O ÍNDIO QUE PERDEU PARA O LAÇADOR 


O Gaúcho, de Vasco Prado.


Fonte: Karina Dalla Valle

Todo gaúcho conhece O Laçador, mas poucos sabem da história por trás do monumento e muito menos que ele teve um forte concorrente: um indígena segurando uma lança e calçando botas de garrão de potro. Há 70 anos, as duas obras disputaram um concurso entre grandes escultores do Estado. O propósito era eleger a imagem que melhor representasse o homem dos pampas. O trabalho de Antonio Caringi (1905-1981) foi eleito e tornou-se um símbolo. Já o de Vasco Prado (1914-1998) permanece pouco conhecido.

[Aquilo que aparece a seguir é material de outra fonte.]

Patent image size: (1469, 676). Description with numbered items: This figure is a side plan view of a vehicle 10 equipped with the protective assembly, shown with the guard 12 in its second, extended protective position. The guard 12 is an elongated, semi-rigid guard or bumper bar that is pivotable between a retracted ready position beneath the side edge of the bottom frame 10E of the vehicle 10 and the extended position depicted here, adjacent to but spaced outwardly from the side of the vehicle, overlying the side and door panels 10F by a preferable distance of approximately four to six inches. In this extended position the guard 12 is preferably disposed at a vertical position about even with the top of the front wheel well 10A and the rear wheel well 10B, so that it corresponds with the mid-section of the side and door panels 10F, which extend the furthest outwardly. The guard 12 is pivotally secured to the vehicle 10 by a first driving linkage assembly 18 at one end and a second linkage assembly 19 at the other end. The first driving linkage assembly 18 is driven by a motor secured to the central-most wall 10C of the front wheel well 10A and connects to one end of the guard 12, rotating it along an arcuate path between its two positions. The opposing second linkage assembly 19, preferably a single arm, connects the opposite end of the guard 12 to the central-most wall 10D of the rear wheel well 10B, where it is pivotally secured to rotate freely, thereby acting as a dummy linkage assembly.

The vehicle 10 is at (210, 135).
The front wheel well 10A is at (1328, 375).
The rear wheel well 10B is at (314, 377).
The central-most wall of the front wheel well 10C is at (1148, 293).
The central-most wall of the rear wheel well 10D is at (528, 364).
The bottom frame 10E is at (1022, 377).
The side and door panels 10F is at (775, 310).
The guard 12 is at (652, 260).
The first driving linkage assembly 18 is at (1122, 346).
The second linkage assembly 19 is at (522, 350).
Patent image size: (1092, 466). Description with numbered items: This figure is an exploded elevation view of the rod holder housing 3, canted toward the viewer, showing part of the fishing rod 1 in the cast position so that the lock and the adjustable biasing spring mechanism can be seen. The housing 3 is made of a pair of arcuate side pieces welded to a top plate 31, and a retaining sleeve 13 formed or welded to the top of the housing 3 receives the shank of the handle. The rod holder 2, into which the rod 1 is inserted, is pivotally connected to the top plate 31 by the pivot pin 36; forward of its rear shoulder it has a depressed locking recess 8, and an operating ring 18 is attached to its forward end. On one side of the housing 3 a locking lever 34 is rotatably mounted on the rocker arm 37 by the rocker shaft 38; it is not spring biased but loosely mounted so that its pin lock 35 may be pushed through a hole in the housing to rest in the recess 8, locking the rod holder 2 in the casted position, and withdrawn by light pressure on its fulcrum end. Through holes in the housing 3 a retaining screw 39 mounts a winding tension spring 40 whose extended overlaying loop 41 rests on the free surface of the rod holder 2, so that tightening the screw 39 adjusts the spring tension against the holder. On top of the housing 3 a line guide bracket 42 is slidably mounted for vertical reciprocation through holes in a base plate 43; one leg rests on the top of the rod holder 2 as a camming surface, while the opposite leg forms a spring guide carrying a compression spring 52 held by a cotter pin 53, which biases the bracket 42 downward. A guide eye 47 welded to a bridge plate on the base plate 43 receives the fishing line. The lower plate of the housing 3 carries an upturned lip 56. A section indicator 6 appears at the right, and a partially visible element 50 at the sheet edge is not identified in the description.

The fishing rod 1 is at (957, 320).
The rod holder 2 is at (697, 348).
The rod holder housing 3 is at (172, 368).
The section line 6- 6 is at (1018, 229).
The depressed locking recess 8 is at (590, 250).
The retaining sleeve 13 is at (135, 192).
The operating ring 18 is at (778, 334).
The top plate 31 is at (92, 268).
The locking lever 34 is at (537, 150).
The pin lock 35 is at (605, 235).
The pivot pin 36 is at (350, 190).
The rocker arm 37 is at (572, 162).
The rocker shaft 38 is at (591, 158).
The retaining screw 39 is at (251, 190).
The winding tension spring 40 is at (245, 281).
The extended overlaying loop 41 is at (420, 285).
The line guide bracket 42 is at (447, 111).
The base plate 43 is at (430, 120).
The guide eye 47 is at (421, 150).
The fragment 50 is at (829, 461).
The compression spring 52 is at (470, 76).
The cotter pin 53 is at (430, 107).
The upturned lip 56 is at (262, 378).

Enquanto O Laçador foi erigido em 4,5 metros de bronze e repousa em uma das regiões mais movimentadas de Porto Alegre, em frente ao antigo terminal do Aeroporto Salgado Filho, a obra de Vasco Prado está recolhida no Museu de Arte do Rio Grande do Sul (Margs). Ambas foram feitas em 1954, a convite da Secretaria Estadual de Agricultura, com o mesmo objetivo: tornar-se a escultura que iria adornar o estande do Pavilhão Rio-Grandense montado no Parque Ibirapuera durante uma feira que celebrava o 4º Centenário de São Paulo.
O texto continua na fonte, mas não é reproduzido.